MIT’s new cryptocurrency reduces data requirements considerably, researchers say

MIT researchers have been working on a new cryptocurrency to reduce by up to 99 percent the amount of data users need to store in order to make transactions versus popular cryptocurrencies, the researchers claim.

Next month, Derek Leung, Yossi Gilad and Nickolai Zeldovich will present their paper on Vault, a cryptocurrency said to be “much more scalable” when compared to other already existing tokens. 

“Currently there are a lot of cryptocurrencies, but they’re hitting bottlenecks related to joining the system as a new user and to storage. The broad goal here is to enable cryptocurrencies to scale well for more and more users,” said Derek Leung.
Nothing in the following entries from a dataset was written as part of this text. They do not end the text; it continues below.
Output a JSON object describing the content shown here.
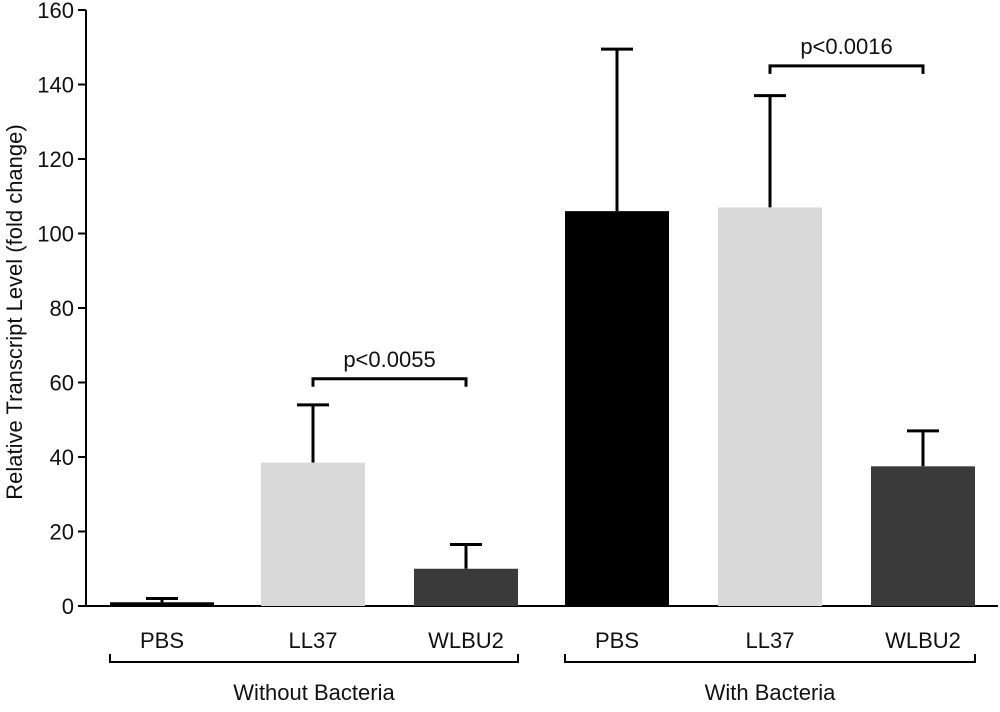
{
  "chart_data": {
    "type": "bar",
    "ylabel": "Relative Transcript Level (fold change)",
    "ylim": [
      0,
      160
    ],
    "yticks": [
      0,
      20,
      40,
      60,
      80,
      100,
      120,
      140,
      160
    ],
    "grid": false,
    "categories": [
      "PBS",
      "LL37",
      "WLBU2",
      "PBS",
      "LL37",
      "WLBU2"
    ],
    "groups": [
      {
        "label": "Without Bacteria",
        "start": 0,
        "end": 2
      },
      {
        "label": "With Bacteria",
        "start": 3,
        "end": 5
      }
    ],
    "values": [
      1,
      38.5,
      10,
      106,
      107,
      37.5
    ],
    "errors": [
      1,
      15.5,
      6.5,
      43.5,
      30,
      9.5
    ],
    "colors": [
      "#000000",
      "#d9d9d9",
      "#3a3a3a",
      "#000000",
      "#d9d9d9",
      "#3a3a3a"
    ],
    "significance": [
      {
        "label": "p<0.0055",
        "from": 1,
        "to": 2,
        "level": 61
      },
      {
        "label": "p<0.0016",
        "from": 4,
        "to": 5,
        "level": 145
      }
    ]
  }
}
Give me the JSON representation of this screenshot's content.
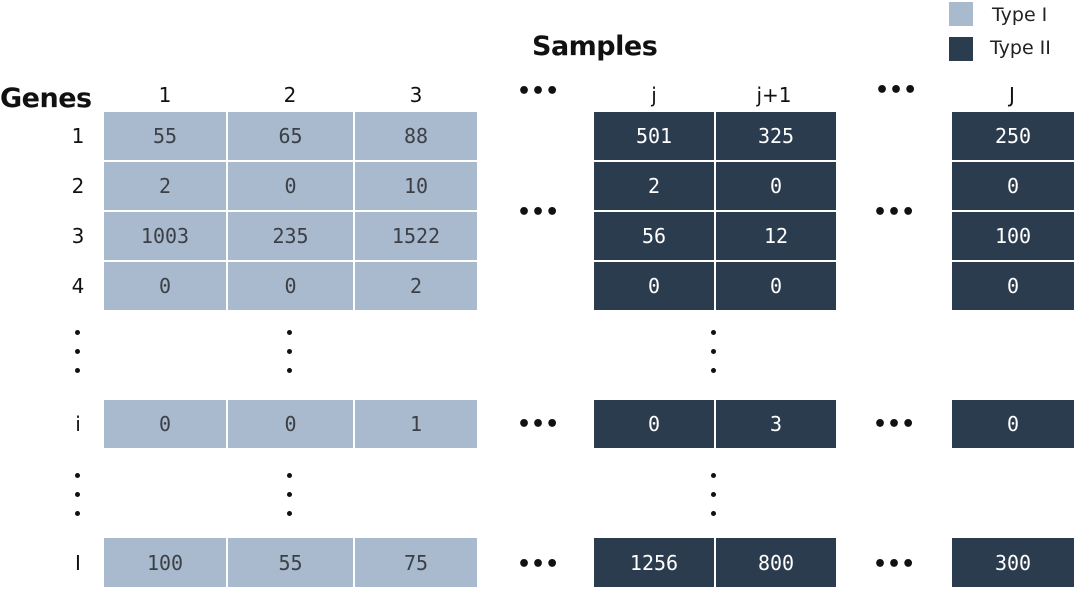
{
  "title": "Samples",
  "row_header": "Genes",
  "legend": [
    {
      "label": "Type I",
      "color": "#a9bace"
    },
    {
      "label": "Type II",
      "color": "#2c3c4f"
    }
  ],
  "columns": [
    "1",
    "2",
    "3",
    "j",
    "j+1",
    "J"
  ],
  "rows": [
    "1",
    "2",
    "3",
    "4",
    "i",
    "I"
  ],
  "ellipsis": "•••",
  "cells": {
    "r1": [
      "55",
      "65",
      "88",
      "501",
      "325",
      "250"
    ],
    "r2": [
      "2",
      "0",
      "10",
      "2",
      "0",
      "0"
    ],
    "r3": [
      "1003",
      "235",
      "1522",
      "56",
      "12",
      "100"
    ],
    "r4": [
      "0",
      "0",
      "2",
      "0",
      "0",
      "0"
    ],
    "ri": [
      "0",
      "0",
      "1",
      "0",
      "3",
      "0"
    ],
    "rI": [
      "100",
      "55",
      "75",
      "1256",
      "800",
      "300"
    ]
  }
}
Unlike other cryptocurrencies, Vault does not require users to download and store all transaction data, but rather a fraction of it with the use of sharding. Shards contain much smaller portions of data that are shared across the network, allowing users to process less information in the verification process. They also introduced breadcrumb technology—instead of validating all blocks, they provide “each new certificate verification information based on a block a few hundred or 1,000 blocks behind it.”

Moreover, the system allows for deleting inactive accounts with zero balances. Thanks to all these methods the bandwidth for joining Vault’s network is alleged to be significantly smaller than bitcoin’s or ethereum’s in test conditions. The next test will be performance in a production environment.